What are KLOW peptide benefits?
KLOW's value is structural skin work paired with active inflammation control — the combination matters more than any single peptide:
- Collagen rebuilding and matrix quality — GHK-Cu turns on collagen production at the gene level and clears damaged tissue in parallel.
- Capillary supply to the repair area — BPC-157 sprouts new small blood vessels so the rebuilding has nutrient delivery.
- Repair-cell migration and anti-scarring — TB-4 (full-length, 43 aa) moves repair cells into position and biases healing toward functional tissue rather than rope-like scarring.
- Inflammation control — KPV pre-empts the inflammation switch (NF-κB) before it activates, so reactive skin doesn't drown the rebuilding signals.
Visible timeline: subtle texture change weeks 1–2, tone evening weeks 3–4, fine lines softening by 4–6, structural firmness and scar remodeling by 8–12. KLOW is not for weight loss, acute injury (TB-4 underdoses at the cocktail's per-dose level — see Injury Anchor section above), or as a topical (subcutaneous injection only).

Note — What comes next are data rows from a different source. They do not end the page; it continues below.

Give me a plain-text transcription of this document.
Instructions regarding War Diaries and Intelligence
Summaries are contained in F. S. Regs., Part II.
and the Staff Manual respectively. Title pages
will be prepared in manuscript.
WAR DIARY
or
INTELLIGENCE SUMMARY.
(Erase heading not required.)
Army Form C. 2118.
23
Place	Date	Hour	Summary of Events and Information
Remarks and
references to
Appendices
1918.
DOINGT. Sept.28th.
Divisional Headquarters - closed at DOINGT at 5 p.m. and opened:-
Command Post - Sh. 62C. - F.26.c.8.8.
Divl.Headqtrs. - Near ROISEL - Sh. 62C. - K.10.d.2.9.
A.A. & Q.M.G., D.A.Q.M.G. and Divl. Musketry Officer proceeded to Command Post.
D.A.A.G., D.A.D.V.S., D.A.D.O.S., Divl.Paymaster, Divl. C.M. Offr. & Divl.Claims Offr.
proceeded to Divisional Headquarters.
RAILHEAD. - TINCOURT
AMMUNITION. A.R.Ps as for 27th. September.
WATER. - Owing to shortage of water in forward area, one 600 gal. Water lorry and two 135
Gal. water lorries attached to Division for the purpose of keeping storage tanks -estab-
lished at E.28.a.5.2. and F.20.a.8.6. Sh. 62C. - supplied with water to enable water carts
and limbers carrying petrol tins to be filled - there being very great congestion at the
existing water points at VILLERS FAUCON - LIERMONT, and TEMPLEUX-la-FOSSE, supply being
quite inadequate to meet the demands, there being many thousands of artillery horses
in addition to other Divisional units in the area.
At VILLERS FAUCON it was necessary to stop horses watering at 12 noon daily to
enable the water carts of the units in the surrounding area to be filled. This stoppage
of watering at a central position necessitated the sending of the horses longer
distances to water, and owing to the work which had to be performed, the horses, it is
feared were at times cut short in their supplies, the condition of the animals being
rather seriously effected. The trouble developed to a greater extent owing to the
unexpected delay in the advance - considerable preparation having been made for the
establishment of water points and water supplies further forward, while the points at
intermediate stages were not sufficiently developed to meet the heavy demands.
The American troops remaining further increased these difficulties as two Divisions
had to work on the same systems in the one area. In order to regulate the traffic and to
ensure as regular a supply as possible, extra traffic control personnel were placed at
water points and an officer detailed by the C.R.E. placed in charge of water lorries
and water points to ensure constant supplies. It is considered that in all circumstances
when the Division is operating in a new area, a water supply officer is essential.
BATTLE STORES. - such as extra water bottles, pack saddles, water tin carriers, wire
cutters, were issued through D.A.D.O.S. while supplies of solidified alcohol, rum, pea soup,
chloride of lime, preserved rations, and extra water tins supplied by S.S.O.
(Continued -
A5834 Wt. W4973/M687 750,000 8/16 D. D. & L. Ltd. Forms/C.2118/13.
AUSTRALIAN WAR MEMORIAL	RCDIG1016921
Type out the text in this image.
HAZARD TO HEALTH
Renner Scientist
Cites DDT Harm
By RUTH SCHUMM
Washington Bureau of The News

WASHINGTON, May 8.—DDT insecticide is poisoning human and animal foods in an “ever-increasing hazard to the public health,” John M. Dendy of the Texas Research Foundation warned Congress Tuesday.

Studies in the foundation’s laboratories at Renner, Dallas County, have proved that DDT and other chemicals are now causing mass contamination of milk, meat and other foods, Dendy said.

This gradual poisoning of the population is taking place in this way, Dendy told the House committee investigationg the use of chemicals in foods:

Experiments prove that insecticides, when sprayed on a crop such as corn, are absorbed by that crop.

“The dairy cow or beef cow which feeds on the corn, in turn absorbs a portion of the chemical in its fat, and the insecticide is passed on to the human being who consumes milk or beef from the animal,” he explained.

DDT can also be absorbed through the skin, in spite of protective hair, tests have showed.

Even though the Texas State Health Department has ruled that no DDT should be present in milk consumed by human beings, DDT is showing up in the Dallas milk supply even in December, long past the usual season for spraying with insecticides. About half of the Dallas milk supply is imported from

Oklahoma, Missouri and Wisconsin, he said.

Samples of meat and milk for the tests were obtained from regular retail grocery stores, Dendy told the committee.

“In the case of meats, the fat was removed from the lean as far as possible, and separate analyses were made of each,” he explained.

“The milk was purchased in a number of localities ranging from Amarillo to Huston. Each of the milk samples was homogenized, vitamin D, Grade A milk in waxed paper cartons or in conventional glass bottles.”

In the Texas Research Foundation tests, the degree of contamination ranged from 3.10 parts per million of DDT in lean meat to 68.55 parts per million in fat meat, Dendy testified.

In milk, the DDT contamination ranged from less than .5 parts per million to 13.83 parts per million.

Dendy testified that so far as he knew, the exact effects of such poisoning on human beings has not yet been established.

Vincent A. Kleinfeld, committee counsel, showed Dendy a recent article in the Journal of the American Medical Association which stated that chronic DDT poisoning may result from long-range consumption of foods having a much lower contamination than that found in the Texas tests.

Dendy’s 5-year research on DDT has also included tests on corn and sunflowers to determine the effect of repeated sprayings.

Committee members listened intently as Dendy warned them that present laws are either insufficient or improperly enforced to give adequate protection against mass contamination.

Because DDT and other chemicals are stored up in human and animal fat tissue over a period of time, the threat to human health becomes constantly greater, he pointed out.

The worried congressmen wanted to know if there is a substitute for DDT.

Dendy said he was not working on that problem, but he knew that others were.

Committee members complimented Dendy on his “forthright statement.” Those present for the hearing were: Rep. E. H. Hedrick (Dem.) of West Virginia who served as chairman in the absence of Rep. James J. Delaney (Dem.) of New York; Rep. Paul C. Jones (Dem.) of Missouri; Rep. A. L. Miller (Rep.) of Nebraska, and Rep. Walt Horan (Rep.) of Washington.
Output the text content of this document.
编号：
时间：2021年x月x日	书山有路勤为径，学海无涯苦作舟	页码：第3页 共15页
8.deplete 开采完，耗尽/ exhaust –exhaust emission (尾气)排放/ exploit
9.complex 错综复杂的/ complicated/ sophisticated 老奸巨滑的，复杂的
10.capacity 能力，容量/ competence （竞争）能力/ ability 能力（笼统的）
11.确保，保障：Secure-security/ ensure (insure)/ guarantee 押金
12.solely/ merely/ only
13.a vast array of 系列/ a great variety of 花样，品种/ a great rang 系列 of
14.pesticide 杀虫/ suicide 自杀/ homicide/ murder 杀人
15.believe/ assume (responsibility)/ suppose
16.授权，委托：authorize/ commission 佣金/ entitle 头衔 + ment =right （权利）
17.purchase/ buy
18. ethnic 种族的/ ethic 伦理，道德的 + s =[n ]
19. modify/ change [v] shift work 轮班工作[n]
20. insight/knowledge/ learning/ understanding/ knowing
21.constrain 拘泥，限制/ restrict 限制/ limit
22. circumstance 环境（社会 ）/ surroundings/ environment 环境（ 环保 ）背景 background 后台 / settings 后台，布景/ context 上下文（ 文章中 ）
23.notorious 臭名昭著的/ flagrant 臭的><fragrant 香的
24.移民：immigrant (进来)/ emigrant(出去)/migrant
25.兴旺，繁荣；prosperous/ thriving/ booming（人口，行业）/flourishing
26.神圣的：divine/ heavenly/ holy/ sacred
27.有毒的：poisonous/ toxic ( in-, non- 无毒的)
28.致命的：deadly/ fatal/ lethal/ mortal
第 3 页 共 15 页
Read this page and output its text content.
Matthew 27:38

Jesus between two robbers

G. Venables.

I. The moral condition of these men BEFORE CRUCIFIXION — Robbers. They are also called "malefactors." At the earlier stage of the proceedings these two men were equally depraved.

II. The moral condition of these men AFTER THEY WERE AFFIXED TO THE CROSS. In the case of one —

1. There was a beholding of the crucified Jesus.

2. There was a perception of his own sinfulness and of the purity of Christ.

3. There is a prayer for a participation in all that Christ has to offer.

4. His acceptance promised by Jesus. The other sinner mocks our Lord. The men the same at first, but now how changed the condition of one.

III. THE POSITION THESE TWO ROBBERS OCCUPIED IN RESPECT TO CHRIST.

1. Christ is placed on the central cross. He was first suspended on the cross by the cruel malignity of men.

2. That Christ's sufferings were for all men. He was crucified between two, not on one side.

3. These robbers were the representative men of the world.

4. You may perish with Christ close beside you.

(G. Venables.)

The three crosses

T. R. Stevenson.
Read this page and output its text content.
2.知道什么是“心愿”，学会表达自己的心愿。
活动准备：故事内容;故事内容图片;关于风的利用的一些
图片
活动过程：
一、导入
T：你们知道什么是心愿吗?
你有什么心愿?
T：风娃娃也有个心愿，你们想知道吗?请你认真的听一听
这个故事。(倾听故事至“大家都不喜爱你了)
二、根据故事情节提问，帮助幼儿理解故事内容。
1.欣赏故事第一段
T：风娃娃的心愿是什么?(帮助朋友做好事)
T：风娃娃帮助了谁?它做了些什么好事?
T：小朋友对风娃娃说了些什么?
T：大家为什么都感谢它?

What results should I expect from KLOW, and when?
Skincare anchor: subtle texture change weeks 1–2; visible tone evening weeks 3–4; collagen-quality changes weeks 5–6; full cycle effect weeks 7–8.
Injury anchor: inflammation reduction by week 2; functional improvements weeks 4–6; structural progress through weeks 8–12.
If past week 6 with no noticeable change: verify the certificate of analysis (CoA), check injection technique and storage, and for injury protocols confirm the full-length TB-4 bolus is in place (see the Injury Anchor section). Baseline week-0 photos are the cleanest tracking method for skincare progress.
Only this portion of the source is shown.